Elle s’avança de deux pas, tandis que Capestang reculait, lui, d’un mouvement instinctif, comme s’il eût compris et signifié qu’il devait s’effacer, lui, le pauvre petit gentilhomme, lui que le duc d’Angoulême, pour le remercier d’avoir sauvé sa fille, appelait un aventurier ! D’un geste de dignité qui eût paru sublime à quiconque eût pu lire dans l’âme de la jeune fille, d’une voix qui ne tremblait pas – Giselle lentement, tendit sa main à Cinq-Mars – Giselle prononça :

"M. le duc d’Angoulême a engagé sa parole et la mienne. Cette parole, j’ai juré de la respecter. Voici ma main, monsieur !"

Cinq-Mars saisit cette main, s’inclina très bas, et la baisa. Puis se redressant, il darda sur Capestang des yeux qui lui disaient clairement :

"Tu as pu me voler Marion, vulgaire aventurière comme toi. Mais tu ne peux me prendre ma fiancée qui t’écrase de sa noblesse, comme je t’écrase, moi, de ma fortune !"

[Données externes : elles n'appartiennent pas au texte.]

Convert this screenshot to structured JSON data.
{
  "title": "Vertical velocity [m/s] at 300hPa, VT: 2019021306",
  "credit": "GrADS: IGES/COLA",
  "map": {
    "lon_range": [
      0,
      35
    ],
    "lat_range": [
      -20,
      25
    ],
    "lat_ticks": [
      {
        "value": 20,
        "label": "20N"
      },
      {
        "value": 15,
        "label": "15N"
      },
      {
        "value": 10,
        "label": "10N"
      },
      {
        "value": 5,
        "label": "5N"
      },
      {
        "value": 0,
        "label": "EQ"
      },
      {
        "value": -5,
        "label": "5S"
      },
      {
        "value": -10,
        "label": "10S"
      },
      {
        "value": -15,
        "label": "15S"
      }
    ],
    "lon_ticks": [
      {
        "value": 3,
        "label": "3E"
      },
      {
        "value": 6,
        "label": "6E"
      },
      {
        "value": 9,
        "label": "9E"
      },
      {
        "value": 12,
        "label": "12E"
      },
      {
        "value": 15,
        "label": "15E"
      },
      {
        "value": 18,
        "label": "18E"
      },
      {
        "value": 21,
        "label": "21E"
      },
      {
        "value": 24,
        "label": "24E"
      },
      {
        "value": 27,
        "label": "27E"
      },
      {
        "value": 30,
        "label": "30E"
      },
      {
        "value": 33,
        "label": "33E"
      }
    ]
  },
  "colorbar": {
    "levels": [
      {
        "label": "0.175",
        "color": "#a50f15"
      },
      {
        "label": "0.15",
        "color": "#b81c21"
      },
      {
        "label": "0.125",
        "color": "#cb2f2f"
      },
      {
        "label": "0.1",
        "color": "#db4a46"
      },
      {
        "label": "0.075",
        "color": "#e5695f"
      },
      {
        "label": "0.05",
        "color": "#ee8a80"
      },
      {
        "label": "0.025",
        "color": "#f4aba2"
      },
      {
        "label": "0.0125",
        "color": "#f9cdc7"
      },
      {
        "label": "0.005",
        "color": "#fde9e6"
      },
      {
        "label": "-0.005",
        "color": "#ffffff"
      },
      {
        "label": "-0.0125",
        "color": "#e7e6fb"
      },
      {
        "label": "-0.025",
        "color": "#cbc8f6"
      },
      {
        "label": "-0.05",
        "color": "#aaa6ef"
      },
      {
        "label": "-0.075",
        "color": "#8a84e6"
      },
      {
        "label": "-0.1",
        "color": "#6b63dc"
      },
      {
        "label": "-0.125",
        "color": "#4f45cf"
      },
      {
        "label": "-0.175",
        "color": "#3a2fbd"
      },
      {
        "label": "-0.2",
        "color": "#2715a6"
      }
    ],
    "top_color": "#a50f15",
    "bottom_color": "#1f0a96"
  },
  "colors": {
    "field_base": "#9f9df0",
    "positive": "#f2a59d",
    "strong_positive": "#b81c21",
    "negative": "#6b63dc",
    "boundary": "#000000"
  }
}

Capestang souriait. Seulement il était livide, et, machinalement, essuyait la sueur glacée qui ruisselait sur son front. Quant au duc d’Angoulême, à peine Giselle eut-elle parlé, il la saisit dans ses bras avec un transport de joie, la serra violemment sur sa poitrine, et lui murmura à l’oreille :

"Tu me sauves ! Ma fille ! Mon vrai sang ! Mon honneur et ma gloire, je te bénis !"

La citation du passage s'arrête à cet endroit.